We didn’t see it coming when we were freshmen. We didn’t think these sorts of trivialities would define our lives at a big-name university. Neither do those teeny-bopper members of the “Georgetown Class of 2012” Facebook group – you know, the ones who are coming here to maliciously take our places. Out of all those obsessive-compulsive postings about orientation packets, NetIDs, waitlists and the differences between GUGS and In-N-Out burgers, not a single one is devoted to how great it will be to watch Greg Monroe play basketball next year. They’ll learn soon enough.

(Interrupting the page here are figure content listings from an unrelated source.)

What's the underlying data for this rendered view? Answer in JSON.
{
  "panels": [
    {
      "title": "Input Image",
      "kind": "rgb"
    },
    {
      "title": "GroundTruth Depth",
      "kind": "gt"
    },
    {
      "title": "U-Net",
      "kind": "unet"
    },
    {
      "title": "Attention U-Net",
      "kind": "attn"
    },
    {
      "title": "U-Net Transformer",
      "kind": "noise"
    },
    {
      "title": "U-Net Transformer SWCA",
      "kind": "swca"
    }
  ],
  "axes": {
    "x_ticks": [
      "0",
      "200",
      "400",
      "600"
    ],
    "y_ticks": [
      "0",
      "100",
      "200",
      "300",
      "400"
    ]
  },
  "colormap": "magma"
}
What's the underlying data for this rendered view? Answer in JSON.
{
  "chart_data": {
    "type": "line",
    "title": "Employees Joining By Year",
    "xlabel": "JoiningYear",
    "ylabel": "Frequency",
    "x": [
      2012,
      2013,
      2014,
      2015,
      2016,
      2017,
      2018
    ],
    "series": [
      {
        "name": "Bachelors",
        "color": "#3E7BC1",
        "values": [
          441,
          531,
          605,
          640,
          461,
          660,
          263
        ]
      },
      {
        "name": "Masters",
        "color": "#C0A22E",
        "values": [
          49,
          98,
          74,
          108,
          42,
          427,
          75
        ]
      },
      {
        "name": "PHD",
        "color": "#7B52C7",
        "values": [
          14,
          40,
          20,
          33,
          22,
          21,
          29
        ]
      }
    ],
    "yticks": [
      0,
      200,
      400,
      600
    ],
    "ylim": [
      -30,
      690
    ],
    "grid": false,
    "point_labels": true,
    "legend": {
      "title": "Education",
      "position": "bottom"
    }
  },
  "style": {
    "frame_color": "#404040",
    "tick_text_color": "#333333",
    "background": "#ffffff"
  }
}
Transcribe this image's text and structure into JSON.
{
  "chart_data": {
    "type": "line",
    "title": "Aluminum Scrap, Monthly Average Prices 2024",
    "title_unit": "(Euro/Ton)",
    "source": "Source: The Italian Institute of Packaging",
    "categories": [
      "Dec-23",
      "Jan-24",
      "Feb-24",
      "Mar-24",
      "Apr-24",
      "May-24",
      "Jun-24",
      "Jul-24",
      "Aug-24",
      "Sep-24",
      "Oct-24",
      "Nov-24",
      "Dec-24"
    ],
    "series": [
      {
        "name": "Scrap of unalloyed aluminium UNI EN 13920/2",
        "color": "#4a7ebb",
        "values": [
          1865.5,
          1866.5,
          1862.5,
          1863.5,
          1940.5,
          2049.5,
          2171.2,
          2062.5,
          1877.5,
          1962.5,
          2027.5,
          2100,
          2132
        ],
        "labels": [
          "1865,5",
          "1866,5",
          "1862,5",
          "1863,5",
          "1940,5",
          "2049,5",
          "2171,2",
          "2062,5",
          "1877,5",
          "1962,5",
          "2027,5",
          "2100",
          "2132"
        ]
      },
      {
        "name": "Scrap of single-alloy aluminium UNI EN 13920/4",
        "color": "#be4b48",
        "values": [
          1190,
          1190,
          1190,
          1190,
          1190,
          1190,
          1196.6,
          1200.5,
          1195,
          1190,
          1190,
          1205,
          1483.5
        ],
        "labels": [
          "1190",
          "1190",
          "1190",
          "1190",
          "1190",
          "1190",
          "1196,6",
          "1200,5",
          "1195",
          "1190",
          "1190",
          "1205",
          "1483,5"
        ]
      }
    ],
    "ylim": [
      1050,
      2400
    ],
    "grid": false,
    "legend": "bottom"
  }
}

What those future freshmen don’t know is that boyfriends or girlfriends won’t be the only thing to command unreasonable attention or the only thing to break their hearts. We revolve around athletic pride at Georgetown. We made fun of our freshman orientation advisers for their penchant to break into the Fight Song, when in fact, we ended up evolving into them. During sophomore spring, “We Beat Duke” posters were more common in apartments than fire extinguishers. At Senior Convocation, the arrival of Roy Hibbert drew more cheers from our parents than our own entrances.

Would that ever happen at Princeton?

Ultimately, it will be our shared sports experiences that tie us together in the future. In sports bars all across the country, a moving ball on a basketball court in March will prompt Hoyas of varying backgrounds to unite, scream and tell stories about their past. Intertwined with all those sports memories will be the ones that are really worth remembering.

y fondest reminiscence is of a sports bar in Paris so filled with Georgetown students that a bartender was compelled to download, and blast, a copy of the Fight Song. But I’ll wax sappy no further. In four years of writing in these pages, I’ve avoided it at all costs, and I know I’d regret it once the sentiment of graduating has passed.

What I can’t get out of my head, though, is one other memory: a Washington Post reporter’s line that the best sports stories are the kinds whose content verges on the meaning of life. It sounded funny, even a little melodramatic, at first. But considering all we’ve seen and felt together over the last four years, those seem to be the only kinds of sports stories there are. I’m grateful to everyone who made them so much fun to watch, and to tell.